This was an interesting lunch to cater because it had to be quick (office luncheon, 45 minute break) and we had two completely different eating styles to contend with.
The guest of honor is on a cleansing diet. She is eating only whole grain rice with green vegetables. I had a very limited choice of preparation method as even such flavorings as stock and soy sauce are verboten. She is also eating berries.
The rest of the staff wanted FOOD.
We settled on;
Berries, not cake for dessert
The collards could not be cooked with ham hocks or smoked turkey wings so I improvised. To a touch of olive oil I added chopped garlic and smoked paprika. I let the collards steam in their own juice and when tender I salted them, taste, salt, taste, more salt, a touch of cayenne and one drop of liquid smoke. It worked.
The Bok Choy was easy. It's naturally sweet so I sauteed green onion and big slices of ginger and tossed the Bok Choy in with a little salt and fresh garlic. Delicious.
The spinach was garlic and oil with lemon.
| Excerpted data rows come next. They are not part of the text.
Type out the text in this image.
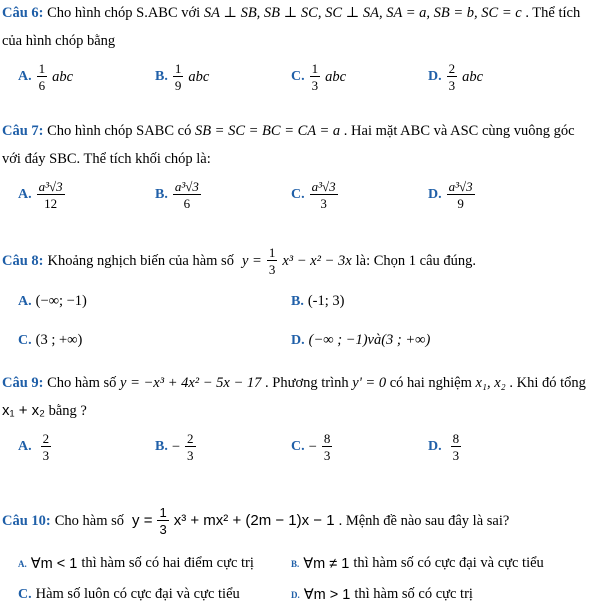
Câu 6: Cho hình chóp S.ABC với SA ⊥ SB, SB ⊥ SC, SC ⊥ SA, SA = a, SB = b, SC = c . Thể tích
của hình chóp bằng
A. $\frac{1}{6}$ abc	B. $\frac{1}{9}$ abc	C. $\frac{1}{3}$ abc	D. $\frac{2}{3}$ abc
Câu 7: Cho hình chóp SABC có SB = SC = BC = CA = a . Hai mặt ABC và ASC cùng vuông góc
với đáy SBC. Thể tích khối chóp là:
A. $\frac{\text{a³√3}}{12}$	B. $\frac{\text{a³√3}}{6}$	C. $\frac{\text{a³√3}}{3}$	D. $\frac{\text{a³√3}}{9}$
Câu 8: Khoảng nghịch biến của hàm số $y = \frac{1}{3} x^3 - x^2 - 3x$ là: Chọn 1 câu đúng.
A. (−∞; −1)	B. (-1; 3)
C. (3 ; +∞)	D. (−∞ ; −1)và(3 ; +∞)
Câu 9: Cho hàm số y = −x³ + 4x² − 5x − 17 . Phương trình y' = 0 có hai nghiệm x₁, x₂ . Khi đó tổng
x₁ + x₂ bằng ?
A. $\frac{2}{3}$	B. − $\frac{2}{3}$	C. − $\frac{8}{3}$	D. $\frac{8}{3}$
Câu 10: Cho hàm số $y = \frac{1}{3} x^3 + mx^2 + (2m - 1)x - 1$ . Mệnh đề nào sau đây là sai?
A. ∀m < 1 thì hàm số có hai điểm cực trị	B. ∀m ≠ 1 thì hàm số có cực đại và cực tiểu
C. Hàm số luôn có cực đại và cực tiểu	D. ∀m > 1 thì hàm số có cực trị
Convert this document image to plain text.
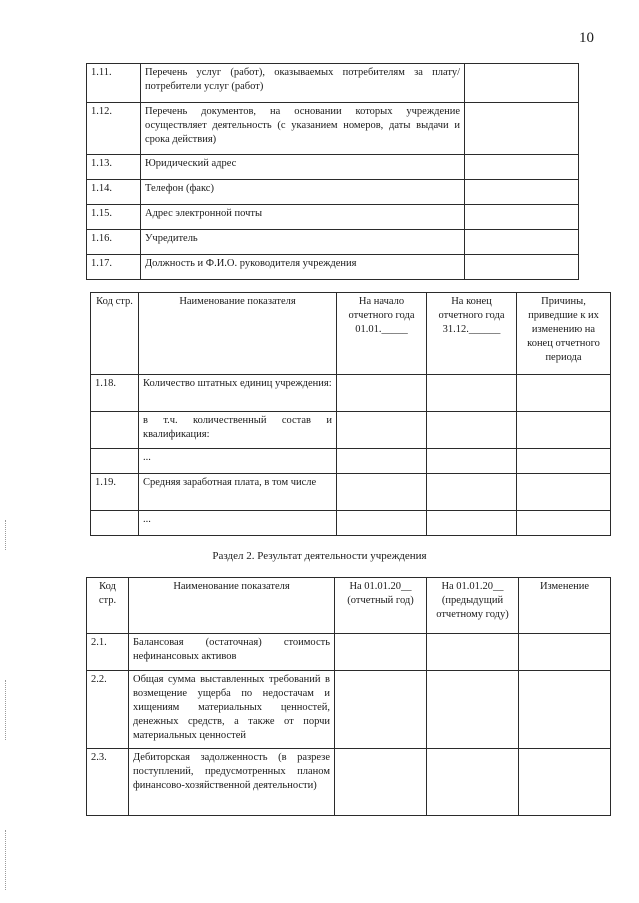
10
1.11.	Перечень услуг (работ), оказываемых потребителям за плату/потребители услуг (работ)	
1.12.	Перечень документов, на основании которых учреждение осуществляет деятельность (с указанием номеров, даты выдачи и срока действия)	
1.13.	Юридический адрес	
1.14.	Телефон (факс)	
1.15.	Адрес электронной почты	
1.16.	Учредитель	
1.17.	Должность и Ф.И.О. руководителя учреждения	
Код стр.	Наименование показателя	На начало отчетного года 01.01._____	На конец отчетного года 31.12.______	Причины, приведшие к их изменению на конец отчетного периода
1.18.	Количество штатных единиц учреждения:			
	в т.ч. количественный состав и квалификация:			
	...			
1.19.	Средняя заработная плата, в том числе			
	...			
Раздел 2. Результат деятельности учреждения
Код стр.	Наименование показателя	На 01.01.20__ (отчетный год)	На 01.01.20__ (предыдущий отчетному году)	Изменение
2.1.	Балансовая (остаточная) стоимость нефинансовых активов			
2.2.	Общая сумма выставленных требований в возмещение ущерба по недостачам и хищениям материальных ценностей, денежных средств, а также от порчи материальных ценностей			
2.3.	Дебиторская задолженность (в разрезе поступлений, предусмотренных планом финансово-хозяйственной деятельности)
Three greens, three flavor palates; I felt good about them.
The red rice was steamed with big slices of ginger in the mix which is a delicious way to cook any rice.
For the enchiladas I enlisted the help of one of my Marias. I live in a neighborhood with a lot of Spanish people from Spain, Puerto Rico, and The Dominican Republic. Within a 10 block radius there are at least a thousand Marias. While I tease them about the common names some of my best friends are named Maria.
So Maria came over and this is her recipe for enchiladas to serve 6. I was not allowed to doctor with it and I have to say, Maria...you are the bomb. They were pronounced "slap your Momma good."
18 corn tortillas
Melted Lard to soften them (Maria let me us olive oil, but she swears they are better with lard.)
6 chicken thighs baked with a little salt, meat shredded
1 can refried beans (Maria let me cook and mash my own beans 1/4 pound is about right if you do them yourself)
1/2 pound cheddar shredded
1/2 pound pepper jack shredded
2 big onions chopped
10 cloves garlic diced
3 15 oz cans diced tomatoes
1/4 cup chipolte chili powder
1 teaspoon cayenne (Maria reminded me this was a lunch and slapped my hand when I wanted to add more)
1 teaspoon cinnamon
4 tablespoons paprika
1 teaspoon cumin
1 teaspoon salt
Saute the onion and garlic in a bit of oil, when tender dump, literally dump tomatoes and everything else in stir and warm through. Your sauce is complete.
Throw a couple of cups of the sauce into the shredded chicken until it is wet.
Warm your tortillas in the oil or lard stacking on a plate and keeping warm with a towel. Schmear each one with a big tablespoon heaping of the beans and two tablespoons of the chicken and place seam side down in a pan with a little sauce on the bottom. Pack them together like sardines in a can. Top with the cheese. Heat for 30 minutes 375 degree oven (1 hour if you make ahead and chill).
They pair well with the ginger scented rice but plain white will do as well.
They were all to full to eat the berries which will sit until they are ready for them, but the lunch was a success.
Now I have to go home and figure out something for my dinner...any suggestions?